What it takes to see
I’m dealing with a recurrence of inflammation in my eyes from treatment — even though I haven’t had an infusion since December 26. I’m learning that stuff stays with you — and in you — much longer than I thought. Maybe that’s not just medicine, but nearly every part of life.
The solution is to return to steroid eye drops six times a day — which isn’t so bad, comparatively — but I do struggle to remember each dose (thanks, AI). The drops I take at the start and end of each day sting, though. Obviously far better than going untreated and risking devastating consequences for my vision.
Whenever my eyes are impacted, the headaches usually return. Minor, really, in the grand scheme of things — but painful and distracting nonetheless.
Since the trouble with my eyes began, I’ve been spending more time than ever taking my glasses off. For context, I’ve been wearing glasses since I was nine. If I’m leaning back in an office chair and facing a computer screen (whether my laptop or a large desktop monitor), I can’t see much unless I sit within a few inches of the screen or blow the font up into triple digits.
Sometimes, my eyes just need a break — but I’m not ready to close them.
I’ve read and heard from people who experience hearing loss that taking out their hearing devices can bring tremendous relief. There’s something remarkably peaceful about removing the thing that helps you — and, in doing so, releasing the expectations of what you “should” be able to do (not so much from others, but from yourself). At least, that’s how it feels for me.
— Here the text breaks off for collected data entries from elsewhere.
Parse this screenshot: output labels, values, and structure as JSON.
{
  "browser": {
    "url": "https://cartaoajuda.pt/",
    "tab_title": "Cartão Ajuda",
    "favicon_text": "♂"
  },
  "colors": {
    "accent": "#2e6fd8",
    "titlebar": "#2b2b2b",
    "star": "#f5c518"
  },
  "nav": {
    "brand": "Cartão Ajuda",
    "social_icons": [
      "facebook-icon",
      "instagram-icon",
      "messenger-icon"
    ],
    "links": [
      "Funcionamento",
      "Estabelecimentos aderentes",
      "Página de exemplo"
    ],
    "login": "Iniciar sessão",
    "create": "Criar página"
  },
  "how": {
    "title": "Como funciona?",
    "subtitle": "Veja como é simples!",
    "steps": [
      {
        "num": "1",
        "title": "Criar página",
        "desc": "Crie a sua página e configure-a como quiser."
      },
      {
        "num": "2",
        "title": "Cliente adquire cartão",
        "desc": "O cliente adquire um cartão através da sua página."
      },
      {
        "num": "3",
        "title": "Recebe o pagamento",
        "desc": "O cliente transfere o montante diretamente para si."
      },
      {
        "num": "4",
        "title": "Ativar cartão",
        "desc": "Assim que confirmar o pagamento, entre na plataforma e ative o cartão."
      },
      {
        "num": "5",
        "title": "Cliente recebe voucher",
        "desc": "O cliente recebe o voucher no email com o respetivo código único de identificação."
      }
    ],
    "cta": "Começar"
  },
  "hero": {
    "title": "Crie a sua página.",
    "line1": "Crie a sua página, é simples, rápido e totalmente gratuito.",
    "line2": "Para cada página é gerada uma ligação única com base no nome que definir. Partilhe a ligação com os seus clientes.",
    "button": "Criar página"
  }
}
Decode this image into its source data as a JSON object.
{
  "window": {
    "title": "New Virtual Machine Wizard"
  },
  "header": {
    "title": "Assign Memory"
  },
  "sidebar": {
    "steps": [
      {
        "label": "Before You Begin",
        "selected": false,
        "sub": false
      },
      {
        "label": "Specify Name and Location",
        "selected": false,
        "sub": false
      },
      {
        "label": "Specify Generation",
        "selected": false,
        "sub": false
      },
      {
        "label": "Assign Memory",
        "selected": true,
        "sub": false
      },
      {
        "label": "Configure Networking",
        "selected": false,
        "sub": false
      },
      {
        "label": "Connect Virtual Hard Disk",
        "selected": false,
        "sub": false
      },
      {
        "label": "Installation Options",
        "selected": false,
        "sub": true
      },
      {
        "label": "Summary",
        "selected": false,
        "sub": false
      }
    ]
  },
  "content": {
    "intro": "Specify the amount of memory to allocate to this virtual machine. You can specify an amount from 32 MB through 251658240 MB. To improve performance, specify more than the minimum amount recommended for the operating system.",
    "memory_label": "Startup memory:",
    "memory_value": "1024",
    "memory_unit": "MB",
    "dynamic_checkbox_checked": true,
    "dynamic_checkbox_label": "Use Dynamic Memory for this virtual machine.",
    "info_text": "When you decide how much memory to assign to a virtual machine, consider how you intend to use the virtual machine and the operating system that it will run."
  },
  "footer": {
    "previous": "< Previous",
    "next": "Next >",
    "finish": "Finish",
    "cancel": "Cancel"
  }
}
It’s one of the most literal ways I can give myself a break. Find some relief. Let it go… until I’m ready — or at least willing — to try, to see, and to go again.
Maybe that’s why the glasses had so much power for Clark Kent and Superman. With them, Clark could see — and carry the weight of relationship, responsibility, clarity, consequence. Without them, Superman could push through with brute force and save the day — until, ultimately, he couldn’t.
In my universe, maybe putting on my glasses — having the courage to go again, to face the world with as much clarity as possible (even when it stings a little, or a lot) — gives me my own kind of superpower.
Or maybe that’s just what I need to believe.
And maybe that’s exactly what makes it real.

Me – in glasses – before the Cancer started…or before I had a clue about it…hard to say which is which. When the photo was taken, I thought I looked “thick.” All I can see now is health and beauty. Funny how that works.